# A couple questions about swapping my 1967 326/2 speed for 1970 400/400



## Crzybone (Apr 9, 2011)

A deal has come up that I don't think I should pass. A gentleman has a 1970 Catalina that he is selling. I can pick it up for dirt cheap. It has a strong running 400/400 2bbl (290 hp)combo in it. My 67 Lemans has a 326/2speed (250 hp) combo that leaves much to be desired. I figure that I'll pull the 400, renew the gaskets, put an intake and 4bbl on it for now (will eventually do heads and cam when $$$ builds back up) and, from what I've been reading, drop it in place of the 326. Is this a straight forward swap if I choose to go this route? Will everything work back? Trans lines, coolant lines, etc? I know right out the gate it's 40 more hp on paper, but the response of the 400 trans should be nice vs the 2 speed, right? And once I can replace the heads with a nice set of edelbrocks and a cam, all should be right in the universe, correct?

Any input at all would be appreciated. I'm not trying to build a land speed record breaker, just want a cool cruiser that will move from time to time. If I get positive feedback, I could pick up the car this Sunday. :willy:


----------



## FNG69 (Nov 15, 2009)

Engine would be the same, on tranny the 400 is longer than the power-guide. So would have to slide cross member back on frame and drill new holes. Then shorten the driveshaft or find a 400 one. If you was closer to Wichita we could check my extras and see if one would work.:cheers....Les

And once I can replace the heads with a nice set of edelbrocks and a cam, all should be right in the universe, correct? O-YES


----------



## geeteeohguy (Feb 2, 2008)

Huge upgrade, and mostly bolt-in. The TH400 in the big car is most likely a long tailshaft version of the trans, and can be used if you shorten the driveshaft. My choice would be to get the trans changed to a short tailshaft configuration. Even if you kept your 326 and bolted up a TH350 3 speed (direct fit), you'd think you've gained 100 horsepower.


----------



## facn8me (Jul 30, 2011)

Just did close to what your wanting. Ended up reusuing the turbo 350 trans instead of the 400 long shaft. New brackets are gonna have to be welded/bolted to the frame for the crossmember to have a place to sit. You will need a shorter driveshaft and a 400 yoke on the trans side. Not really expensive to do per say $150 for a driveshaft Fab up some brackets (I was gonna use some angle iron braced) and bolt it in.


----------



## FNG69 (Nov 15, 2009)

facn8me said:


> New brackets are gonna have to be welded/bolted to the frame for the crossmember to have a place to sit.


You had to do that cause of your convertible frame, I did too. Won't have to do that on the Hardtop or Post frames....Les


----------



## FNG69 (Nov 15, 2009)

Hey Crzybone hope you don't mine but I got to ask facn8me a quick question.
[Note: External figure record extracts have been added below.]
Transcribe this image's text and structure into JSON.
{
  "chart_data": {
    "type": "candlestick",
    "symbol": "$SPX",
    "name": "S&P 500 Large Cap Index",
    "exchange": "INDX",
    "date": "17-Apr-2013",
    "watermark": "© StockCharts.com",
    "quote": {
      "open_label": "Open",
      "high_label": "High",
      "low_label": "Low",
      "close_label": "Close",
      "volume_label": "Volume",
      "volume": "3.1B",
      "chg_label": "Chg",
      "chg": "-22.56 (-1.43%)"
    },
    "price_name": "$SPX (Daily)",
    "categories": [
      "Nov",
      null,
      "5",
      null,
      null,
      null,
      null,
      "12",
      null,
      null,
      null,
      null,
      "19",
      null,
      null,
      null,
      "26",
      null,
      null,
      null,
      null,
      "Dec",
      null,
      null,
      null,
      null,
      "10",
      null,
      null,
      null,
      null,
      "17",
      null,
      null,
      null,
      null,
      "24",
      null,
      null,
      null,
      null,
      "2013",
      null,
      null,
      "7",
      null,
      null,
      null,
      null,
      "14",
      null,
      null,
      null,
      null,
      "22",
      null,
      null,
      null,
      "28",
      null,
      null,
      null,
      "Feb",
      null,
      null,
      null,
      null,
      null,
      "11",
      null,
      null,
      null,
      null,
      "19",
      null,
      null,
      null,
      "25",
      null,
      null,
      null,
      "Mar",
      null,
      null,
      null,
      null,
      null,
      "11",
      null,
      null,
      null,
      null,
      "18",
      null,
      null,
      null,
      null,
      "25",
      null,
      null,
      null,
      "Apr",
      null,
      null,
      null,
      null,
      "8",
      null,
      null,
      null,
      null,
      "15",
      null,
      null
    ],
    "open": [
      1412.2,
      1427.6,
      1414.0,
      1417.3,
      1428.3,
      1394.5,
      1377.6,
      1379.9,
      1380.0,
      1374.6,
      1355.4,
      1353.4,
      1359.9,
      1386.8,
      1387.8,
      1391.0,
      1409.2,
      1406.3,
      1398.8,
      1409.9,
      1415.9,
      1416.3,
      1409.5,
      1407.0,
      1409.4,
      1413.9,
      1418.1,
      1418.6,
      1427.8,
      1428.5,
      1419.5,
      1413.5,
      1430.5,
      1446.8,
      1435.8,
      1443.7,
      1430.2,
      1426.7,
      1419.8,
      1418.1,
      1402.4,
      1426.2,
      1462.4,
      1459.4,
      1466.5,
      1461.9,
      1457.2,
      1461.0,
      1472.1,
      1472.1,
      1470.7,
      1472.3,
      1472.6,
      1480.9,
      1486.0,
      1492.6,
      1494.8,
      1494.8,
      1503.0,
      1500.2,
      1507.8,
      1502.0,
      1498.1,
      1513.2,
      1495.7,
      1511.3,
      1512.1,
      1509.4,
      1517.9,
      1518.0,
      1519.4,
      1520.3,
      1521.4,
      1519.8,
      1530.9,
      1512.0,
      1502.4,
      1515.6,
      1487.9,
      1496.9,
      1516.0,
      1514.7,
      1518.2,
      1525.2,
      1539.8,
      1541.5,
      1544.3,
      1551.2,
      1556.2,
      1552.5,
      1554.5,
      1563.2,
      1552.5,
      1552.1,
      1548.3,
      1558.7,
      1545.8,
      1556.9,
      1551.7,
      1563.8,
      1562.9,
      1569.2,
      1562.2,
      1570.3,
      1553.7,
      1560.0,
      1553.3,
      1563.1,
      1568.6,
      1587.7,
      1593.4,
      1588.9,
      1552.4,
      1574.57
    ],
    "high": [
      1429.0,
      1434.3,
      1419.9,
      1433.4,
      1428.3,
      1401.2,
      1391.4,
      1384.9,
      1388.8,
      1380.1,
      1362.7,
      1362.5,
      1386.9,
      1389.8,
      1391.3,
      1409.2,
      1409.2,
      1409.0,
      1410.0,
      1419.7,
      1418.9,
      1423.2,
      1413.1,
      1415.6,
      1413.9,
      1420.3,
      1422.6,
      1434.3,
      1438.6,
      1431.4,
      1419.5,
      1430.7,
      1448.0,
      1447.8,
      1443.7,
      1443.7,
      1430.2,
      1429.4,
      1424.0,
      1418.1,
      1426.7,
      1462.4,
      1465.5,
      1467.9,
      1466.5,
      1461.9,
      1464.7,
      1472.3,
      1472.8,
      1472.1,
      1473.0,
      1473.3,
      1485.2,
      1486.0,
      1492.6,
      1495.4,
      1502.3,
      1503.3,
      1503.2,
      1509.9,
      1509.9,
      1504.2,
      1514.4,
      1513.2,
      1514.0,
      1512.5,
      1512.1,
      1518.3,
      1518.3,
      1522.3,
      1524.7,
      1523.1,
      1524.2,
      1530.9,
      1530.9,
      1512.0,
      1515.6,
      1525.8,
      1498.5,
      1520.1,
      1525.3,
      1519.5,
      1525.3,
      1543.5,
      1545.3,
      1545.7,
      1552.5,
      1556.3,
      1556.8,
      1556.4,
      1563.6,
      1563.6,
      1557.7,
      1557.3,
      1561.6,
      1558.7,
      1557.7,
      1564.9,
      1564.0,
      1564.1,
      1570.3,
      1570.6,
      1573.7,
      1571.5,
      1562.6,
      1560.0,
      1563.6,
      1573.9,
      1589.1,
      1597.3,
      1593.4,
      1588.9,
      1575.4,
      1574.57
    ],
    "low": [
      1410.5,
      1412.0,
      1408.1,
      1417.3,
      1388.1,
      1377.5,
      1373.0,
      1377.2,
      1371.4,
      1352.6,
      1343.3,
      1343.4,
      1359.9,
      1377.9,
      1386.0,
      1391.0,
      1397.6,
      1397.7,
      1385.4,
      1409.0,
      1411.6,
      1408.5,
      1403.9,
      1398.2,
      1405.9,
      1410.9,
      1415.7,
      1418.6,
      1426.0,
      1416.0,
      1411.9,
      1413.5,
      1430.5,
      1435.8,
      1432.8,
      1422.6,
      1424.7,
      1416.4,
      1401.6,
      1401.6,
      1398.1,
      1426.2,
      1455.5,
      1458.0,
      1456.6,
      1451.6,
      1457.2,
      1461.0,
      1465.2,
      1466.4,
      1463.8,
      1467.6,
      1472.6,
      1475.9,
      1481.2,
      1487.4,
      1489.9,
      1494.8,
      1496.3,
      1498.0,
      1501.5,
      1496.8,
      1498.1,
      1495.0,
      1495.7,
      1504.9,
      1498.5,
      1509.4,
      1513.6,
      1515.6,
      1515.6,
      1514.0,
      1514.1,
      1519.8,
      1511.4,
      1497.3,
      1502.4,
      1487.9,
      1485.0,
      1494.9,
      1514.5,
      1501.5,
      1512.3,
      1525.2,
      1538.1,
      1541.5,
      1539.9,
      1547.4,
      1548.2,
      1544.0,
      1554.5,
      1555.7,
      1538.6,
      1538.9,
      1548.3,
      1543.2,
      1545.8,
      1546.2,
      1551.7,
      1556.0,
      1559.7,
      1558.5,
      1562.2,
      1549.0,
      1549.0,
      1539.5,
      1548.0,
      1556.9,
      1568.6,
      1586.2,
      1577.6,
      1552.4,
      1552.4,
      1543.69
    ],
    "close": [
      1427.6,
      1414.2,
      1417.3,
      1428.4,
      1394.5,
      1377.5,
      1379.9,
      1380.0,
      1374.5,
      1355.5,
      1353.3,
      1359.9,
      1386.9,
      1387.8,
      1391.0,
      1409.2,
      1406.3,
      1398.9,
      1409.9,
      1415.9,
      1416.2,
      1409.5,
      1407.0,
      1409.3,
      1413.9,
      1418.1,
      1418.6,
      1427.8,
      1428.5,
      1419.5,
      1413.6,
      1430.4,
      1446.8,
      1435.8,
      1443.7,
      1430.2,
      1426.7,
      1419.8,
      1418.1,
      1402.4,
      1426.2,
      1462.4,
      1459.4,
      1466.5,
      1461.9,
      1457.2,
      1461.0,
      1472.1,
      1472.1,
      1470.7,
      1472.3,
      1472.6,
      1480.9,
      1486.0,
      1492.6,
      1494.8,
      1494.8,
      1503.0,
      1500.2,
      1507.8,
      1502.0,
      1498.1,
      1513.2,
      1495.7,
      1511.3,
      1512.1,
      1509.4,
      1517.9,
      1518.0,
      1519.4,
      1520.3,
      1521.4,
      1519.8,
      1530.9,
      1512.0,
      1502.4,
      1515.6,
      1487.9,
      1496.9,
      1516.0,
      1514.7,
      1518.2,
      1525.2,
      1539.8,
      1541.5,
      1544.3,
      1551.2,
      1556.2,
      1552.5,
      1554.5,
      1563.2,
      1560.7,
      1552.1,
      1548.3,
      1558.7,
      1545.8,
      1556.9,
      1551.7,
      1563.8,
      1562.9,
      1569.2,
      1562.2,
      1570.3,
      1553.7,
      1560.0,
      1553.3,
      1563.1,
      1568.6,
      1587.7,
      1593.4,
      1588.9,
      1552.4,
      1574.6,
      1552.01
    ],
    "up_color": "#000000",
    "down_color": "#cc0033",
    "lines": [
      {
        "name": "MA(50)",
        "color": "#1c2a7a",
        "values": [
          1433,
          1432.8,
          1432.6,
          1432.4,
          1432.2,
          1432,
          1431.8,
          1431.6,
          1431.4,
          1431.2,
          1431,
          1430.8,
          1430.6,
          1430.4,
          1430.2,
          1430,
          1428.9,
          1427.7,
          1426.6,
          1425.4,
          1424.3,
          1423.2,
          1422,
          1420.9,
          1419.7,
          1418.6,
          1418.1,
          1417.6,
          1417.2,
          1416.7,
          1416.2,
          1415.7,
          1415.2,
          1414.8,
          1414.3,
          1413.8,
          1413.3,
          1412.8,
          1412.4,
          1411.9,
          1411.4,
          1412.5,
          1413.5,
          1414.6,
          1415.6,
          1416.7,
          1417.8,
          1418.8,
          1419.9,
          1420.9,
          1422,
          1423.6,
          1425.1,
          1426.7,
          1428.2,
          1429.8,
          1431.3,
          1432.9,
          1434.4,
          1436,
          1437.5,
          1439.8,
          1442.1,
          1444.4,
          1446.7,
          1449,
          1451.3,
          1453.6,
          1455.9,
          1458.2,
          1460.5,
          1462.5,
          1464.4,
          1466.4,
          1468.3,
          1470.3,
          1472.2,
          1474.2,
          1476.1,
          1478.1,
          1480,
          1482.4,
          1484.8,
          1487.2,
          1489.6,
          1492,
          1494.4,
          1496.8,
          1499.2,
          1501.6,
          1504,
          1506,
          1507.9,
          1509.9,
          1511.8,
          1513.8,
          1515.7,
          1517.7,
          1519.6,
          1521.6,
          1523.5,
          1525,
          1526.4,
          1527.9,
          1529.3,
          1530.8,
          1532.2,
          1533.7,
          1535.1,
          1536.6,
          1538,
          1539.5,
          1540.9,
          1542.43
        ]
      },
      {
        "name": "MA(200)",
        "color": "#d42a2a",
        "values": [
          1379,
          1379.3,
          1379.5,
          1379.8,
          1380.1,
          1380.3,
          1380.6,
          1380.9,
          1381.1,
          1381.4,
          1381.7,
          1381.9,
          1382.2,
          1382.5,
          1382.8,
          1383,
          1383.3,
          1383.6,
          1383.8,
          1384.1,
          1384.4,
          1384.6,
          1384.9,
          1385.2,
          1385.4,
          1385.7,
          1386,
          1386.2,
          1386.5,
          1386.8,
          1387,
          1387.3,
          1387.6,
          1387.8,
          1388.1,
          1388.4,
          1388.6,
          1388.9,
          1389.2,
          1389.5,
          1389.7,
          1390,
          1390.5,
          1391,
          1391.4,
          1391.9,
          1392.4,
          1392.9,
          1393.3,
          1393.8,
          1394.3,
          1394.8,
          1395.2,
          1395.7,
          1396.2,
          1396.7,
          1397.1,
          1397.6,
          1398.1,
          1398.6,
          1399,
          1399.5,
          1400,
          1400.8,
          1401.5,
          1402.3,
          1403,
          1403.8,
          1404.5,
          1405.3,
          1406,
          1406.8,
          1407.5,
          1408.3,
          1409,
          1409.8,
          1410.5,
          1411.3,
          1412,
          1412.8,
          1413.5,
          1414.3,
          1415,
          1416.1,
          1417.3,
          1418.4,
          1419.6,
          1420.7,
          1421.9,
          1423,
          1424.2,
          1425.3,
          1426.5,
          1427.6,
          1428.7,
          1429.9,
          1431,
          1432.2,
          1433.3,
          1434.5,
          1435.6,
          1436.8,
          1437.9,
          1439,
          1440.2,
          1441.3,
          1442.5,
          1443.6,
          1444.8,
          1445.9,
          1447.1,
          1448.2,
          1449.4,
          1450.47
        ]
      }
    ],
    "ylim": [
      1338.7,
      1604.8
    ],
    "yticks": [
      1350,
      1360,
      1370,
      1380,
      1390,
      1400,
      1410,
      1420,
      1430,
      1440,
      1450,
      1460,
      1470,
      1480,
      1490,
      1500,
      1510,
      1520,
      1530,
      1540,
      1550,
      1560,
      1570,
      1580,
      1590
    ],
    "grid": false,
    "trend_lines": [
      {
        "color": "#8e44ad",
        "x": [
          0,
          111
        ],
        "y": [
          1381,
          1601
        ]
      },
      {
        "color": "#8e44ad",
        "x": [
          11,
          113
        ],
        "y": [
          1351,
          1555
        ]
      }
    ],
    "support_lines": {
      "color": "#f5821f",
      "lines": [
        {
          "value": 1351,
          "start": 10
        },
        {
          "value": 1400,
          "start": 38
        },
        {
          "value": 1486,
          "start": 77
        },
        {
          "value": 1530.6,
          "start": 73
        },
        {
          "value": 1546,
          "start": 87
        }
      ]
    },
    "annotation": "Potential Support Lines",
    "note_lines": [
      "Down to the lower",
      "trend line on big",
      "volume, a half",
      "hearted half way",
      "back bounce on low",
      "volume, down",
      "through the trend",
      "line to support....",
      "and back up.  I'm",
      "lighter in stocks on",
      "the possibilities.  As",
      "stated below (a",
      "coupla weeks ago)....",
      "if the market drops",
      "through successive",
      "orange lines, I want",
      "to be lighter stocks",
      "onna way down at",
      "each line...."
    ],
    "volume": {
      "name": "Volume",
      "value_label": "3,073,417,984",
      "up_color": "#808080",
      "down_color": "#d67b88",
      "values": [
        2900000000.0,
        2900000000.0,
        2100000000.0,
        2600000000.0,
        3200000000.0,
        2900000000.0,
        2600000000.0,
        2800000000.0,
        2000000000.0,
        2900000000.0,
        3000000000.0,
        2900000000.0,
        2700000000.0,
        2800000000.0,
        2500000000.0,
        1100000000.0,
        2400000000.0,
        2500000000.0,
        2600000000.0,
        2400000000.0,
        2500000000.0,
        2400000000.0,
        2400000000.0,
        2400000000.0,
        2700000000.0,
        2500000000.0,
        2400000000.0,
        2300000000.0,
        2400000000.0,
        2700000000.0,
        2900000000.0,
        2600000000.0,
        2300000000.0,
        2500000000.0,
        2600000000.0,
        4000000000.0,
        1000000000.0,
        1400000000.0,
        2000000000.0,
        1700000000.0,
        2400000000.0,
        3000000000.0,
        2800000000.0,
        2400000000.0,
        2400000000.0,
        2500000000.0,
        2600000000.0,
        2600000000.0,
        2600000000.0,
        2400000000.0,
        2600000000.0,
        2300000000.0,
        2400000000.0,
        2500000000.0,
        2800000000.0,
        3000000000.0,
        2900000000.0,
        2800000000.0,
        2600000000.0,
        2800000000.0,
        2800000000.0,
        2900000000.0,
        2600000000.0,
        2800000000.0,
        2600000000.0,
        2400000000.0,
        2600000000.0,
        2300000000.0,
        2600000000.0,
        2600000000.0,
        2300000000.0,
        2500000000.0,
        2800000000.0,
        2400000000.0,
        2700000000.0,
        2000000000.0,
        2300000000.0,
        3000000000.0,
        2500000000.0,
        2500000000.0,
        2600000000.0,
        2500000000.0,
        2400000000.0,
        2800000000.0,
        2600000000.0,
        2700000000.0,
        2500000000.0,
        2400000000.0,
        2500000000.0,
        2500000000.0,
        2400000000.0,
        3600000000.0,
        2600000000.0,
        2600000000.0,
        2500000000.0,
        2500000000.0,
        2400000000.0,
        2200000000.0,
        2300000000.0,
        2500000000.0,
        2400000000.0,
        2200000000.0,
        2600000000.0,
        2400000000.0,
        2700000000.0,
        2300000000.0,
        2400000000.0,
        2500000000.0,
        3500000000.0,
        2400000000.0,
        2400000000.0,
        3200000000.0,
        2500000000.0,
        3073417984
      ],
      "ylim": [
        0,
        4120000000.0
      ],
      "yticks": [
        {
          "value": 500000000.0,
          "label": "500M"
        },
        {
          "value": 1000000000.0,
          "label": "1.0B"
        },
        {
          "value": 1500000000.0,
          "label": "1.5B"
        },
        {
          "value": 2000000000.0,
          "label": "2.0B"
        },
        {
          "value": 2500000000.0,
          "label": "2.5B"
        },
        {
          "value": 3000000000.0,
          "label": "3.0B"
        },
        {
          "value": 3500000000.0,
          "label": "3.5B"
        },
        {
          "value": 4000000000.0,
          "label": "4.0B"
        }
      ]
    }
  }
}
Facn8me are you going to be at the Tulsa Pontiac Nationals at Tulsa Raceway Park on April 28!!!!!!! Cause I do have it on my list this year!!... Les


----------



## facn8me (Jul 30, 2011)

FNG69 said:


> Hey Crzybone hope you don't mine but I got to ask facn8me a quick question.
> 
> Facn8me are you going to be at the Tulsa Pontiac Nationals at Tulsa Raceway Park on April 28!!!!!!! Cause I do have it on my list this year!!... Les


I'm gonna try.. mechanically it should be ready. Asteticallyy.. not so much. Even got a suprise in all this rain we've been having. I didn't glue the wood dash insert good enough and it's soaked up enough moisture it doesn't fit anymore. Hopefully it will dry out and I can do something about it but may end up having to start over. Past that I imagine a 389 tri power lemans will fit right in even if it's under construction. The power tour is coming close by too in june. 



And didn't realize the crossmembers bolted in differently on the converts. Should be a fairly simple inexpensive swap considering.


----------



## Crzybone (Apr 9, 2011)

Thank you all for the responses. I'm going tomorrow to look everything over, how can I tell if it's really a th400. I found a site that says the 400 has 2 dimples in the pan and the 350 does not, it that always correct? Any chance that the driveshaft from the Catalina would somehow be the right length for the Lemans?


----------



## facn8me (Jul 30, 2011)

400 looks like the state of texas. 350 rectangular with an angle on one corner


----------



## jetstang (Nov 5, 2008)

I also have a longshaft 400, known as a turbo 375 my tranny guy told me it uses a turbo 350 yoke, so you don't have to find a 400 yoke, which are hard to come by. I don't know if the pinion angle will be to great, but love to have someone else do it before I do.


----------



## FNG69 (Nov 15, 2009)

Crzybone said:


> Thank you all for the responses. I'm going tomorrow to look everything over, how can I tell if it's really a th400.




Uploaded with ImageShack.us

Can look for the 400 cast in it like this too. This is a 70 block. DR. side up at the front.Good Luck.. Les


----------



## FNG69 (Nov 15, 2009)

FNG69 said:


> Uploaded with ImageShack.us
> 
> Can look for the 400 cast in it like this too. This is a 70 block. DR. side up at the front.Good Luck.. Les


This is on the engine not tranny........Les


----------



## BearGFR (Aug 25, 2008)

As others have said, the engine swap is "plug and play'. Transmission will take a little more work, but worth it. Since you don't have a convertible alternate mounting holes for the crossmember may already be drilled in the frame. YOu're going to need drvieshaft work anyway, so whether you go with the short tailshaft on the TH400 or use the long one is up to you. I don't have firsthand knowledge of whether the long shaft trans will fit ok so I'll leave that up to folks who have experience with it.

Bear


----------